Netscape, Firefly, VeriSign, and 60 other vendors propose a global standard for safely sending user profile data across the Net.
As previously reported by CNET's NEWS.COM, late Friday, the companies today announced the Open Profiling Standard (OPS), an architecture intended to let Web sites collect surfers' private data--from their user name to their hobbies, with their consent, to build custom content or services.
Such a standard could allow Web sites to create information services that are tailored more closely to individual tastes. For example, an online bookseller could automatically generate a virtual bookshelf containing only mysteries.
Currently, Web sites use a variety of methods to collect Net users' data, including "cookies," a technology that keeps track of a user's activity on a site.
OPS would go a step beyond cookies, providing a method that would allow a surfer to store personal information on a PC hard drive, including the user's name, address, zip code, phone number, email address, age, marital status, interests, and passwords.
That will allow users to log on new sites without having to fill out cumbersome registration forms. Only sites that support the standard would be able to obtain the profile information from the user's computer.
The user can edit the encrypted profile on the hard drive. While surfing, people can withhold information from certain Web sites and be notified as to what profile data a site is requesting, according to the proposal.
Later this week, Netscape will submit a draft of the proposed standard to the World Wide Web Consortium, which helps oversee the development of global standards for the Internet.

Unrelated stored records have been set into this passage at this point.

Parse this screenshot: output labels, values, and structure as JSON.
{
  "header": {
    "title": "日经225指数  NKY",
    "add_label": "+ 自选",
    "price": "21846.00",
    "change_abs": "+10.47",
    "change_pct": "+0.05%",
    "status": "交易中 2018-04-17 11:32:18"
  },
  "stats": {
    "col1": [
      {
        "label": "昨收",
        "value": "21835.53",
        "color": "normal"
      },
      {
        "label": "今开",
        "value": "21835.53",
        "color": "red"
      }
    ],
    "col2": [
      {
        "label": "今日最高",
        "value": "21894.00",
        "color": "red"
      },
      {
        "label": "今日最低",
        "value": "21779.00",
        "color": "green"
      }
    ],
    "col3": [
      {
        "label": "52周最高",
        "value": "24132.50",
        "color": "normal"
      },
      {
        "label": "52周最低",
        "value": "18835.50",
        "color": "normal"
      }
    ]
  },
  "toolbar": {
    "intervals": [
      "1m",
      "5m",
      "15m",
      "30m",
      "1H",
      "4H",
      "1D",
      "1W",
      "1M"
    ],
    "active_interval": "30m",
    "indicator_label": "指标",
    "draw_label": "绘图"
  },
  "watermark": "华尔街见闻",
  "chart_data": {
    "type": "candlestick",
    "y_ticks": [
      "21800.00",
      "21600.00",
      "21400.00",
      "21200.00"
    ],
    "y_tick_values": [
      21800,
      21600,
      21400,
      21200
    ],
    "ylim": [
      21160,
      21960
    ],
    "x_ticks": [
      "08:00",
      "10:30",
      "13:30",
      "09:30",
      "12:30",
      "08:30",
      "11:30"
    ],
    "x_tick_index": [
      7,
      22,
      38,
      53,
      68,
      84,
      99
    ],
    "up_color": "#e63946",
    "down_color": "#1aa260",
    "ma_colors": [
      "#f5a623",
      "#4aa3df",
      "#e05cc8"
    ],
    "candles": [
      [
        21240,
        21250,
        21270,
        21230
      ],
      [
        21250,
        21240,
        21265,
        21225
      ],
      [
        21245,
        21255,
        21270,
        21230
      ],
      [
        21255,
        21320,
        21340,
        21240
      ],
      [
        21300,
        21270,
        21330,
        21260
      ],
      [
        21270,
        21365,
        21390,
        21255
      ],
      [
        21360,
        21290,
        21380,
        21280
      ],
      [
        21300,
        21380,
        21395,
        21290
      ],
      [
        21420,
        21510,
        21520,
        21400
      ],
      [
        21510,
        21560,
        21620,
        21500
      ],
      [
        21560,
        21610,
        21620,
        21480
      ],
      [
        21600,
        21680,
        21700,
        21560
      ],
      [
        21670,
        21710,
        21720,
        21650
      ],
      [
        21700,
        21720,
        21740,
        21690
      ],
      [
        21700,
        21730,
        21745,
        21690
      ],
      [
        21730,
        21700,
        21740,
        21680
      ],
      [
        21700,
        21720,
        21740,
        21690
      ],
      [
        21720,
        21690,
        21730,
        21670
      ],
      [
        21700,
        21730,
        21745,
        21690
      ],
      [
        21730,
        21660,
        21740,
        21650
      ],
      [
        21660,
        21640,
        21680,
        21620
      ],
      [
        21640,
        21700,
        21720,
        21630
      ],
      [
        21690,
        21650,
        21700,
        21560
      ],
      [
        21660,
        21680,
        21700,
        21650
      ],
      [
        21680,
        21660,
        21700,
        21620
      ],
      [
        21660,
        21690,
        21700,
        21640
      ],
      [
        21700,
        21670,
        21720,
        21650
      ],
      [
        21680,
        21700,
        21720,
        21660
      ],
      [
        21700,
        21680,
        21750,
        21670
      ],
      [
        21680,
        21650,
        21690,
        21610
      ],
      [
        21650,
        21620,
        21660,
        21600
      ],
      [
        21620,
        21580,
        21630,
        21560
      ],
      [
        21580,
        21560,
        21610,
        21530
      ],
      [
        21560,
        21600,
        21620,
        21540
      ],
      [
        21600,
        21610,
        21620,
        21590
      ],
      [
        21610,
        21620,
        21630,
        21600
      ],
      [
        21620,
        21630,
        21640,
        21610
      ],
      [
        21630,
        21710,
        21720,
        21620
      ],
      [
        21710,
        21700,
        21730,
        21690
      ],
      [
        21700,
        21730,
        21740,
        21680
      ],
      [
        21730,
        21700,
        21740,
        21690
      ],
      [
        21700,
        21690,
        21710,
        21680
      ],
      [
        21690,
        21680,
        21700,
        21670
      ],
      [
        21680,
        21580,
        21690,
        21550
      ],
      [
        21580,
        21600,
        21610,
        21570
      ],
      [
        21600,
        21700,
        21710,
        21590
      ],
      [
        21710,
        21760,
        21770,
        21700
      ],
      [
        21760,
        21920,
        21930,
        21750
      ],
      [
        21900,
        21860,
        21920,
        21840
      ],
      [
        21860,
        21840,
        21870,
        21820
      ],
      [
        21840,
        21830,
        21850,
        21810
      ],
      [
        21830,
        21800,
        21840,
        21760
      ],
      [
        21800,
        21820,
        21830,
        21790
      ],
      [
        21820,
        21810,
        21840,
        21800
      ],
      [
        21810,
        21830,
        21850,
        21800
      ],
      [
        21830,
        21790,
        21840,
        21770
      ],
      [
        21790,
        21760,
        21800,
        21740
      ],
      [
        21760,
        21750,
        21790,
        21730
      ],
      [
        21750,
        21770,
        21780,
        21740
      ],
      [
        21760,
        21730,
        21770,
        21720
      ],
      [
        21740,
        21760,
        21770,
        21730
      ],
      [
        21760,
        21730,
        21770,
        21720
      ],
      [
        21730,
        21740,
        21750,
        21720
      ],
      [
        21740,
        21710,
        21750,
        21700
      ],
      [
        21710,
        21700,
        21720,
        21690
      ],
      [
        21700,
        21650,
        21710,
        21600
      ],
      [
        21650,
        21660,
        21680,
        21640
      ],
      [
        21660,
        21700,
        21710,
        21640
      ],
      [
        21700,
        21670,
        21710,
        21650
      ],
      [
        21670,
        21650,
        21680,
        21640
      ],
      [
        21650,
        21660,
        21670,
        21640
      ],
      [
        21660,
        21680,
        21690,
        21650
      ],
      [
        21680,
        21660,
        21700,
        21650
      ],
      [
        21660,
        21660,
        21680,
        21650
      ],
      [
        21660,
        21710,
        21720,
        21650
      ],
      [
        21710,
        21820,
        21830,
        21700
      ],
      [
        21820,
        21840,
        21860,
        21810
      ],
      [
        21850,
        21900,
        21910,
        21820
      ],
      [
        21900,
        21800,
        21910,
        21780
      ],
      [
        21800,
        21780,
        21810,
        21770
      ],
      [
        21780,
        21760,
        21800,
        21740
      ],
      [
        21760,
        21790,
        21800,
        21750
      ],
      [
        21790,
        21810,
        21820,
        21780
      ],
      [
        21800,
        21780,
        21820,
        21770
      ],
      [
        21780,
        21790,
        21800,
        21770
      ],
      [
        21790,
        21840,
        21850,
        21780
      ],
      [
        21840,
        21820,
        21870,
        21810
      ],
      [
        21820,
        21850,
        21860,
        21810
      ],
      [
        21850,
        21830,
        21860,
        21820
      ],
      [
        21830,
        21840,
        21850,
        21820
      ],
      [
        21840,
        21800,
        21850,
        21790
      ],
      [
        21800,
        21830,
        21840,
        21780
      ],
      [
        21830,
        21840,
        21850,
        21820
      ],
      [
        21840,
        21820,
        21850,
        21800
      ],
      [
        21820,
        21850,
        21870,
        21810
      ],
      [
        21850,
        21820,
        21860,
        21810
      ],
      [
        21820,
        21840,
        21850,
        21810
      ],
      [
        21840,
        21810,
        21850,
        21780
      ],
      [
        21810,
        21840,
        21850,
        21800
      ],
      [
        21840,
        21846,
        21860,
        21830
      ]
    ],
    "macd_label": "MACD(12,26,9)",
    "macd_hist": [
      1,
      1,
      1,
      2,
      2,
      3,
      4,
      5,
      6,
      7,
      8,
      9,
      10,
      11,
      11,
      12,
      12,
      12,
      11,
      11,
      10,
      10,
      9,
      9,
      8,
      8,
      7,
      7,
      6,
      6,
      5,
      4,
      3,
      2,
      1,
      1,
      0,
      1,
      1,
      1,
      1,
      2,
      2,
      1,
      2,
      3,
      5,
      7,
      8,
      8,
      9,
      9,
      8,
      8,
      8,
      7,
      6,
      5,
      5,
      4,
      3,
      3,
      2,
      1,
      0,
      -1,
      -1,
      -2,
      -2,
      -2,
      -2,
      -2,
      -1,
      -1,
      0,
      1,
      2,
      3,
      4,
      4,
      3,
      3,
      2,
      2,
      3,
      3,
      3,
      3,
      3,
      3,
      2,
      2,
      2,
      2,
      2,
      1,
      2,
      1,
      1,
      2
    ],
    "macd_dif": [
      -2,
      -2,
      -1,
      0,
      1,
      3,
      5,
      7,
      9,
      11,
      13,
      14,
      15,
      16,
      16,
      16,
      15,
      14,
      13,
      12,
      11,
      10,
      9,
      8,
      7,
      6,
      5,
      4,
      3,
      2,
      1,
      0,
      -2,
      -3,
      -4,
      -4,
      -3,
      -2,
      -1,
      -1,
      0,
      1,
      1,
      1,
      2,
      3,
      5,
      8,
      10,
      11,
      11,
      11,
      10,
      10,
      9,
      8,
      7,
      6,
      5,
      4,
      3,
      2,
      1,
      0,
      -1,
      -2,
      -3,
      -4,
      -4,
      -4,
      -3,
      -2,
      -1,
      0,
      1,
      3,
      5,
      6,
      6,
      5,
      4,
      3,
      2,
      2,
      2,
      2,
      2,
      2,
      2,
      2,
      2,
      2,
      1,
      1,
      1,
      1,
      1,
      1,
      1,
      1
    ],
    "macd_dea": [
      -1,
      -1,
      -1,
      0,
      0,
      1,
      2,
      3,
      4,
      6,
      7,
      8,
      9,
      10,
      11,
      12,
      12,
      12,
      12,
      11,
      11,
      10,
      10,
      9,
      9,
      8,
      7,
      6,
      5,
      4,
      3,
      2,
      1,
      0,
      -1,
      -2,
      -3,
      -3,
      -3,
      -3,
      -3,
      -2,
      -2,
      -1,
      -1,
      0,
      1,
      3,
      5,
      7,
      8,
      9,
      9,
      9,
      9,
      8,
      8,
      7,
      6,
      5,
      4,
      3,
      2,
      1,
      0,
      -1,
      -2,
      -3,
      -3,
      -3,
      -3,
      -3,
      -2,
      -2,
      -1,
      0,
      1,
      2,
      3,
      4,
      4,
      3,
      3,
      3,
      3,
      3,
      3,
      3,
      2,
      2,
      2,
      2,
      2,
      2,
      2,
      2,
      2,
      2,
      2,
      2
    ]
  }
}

The profile standard is based on existing technologies, vCards, and digital certificates. vCards are electronic business cards that can be attached to email to easily exchange personal data. Digital certificates act as digital passports, providing proof of a user's identity.
More than 60 companies will support the standard, including Excite, Oracle, Lycos, Sun Microsystems, and Yahoo!.
Federal Trade Commissioner Christine Varney, the Information Technology Association of America, the Electronic Frontier Foundation, and eTRUST also endorsed the standard.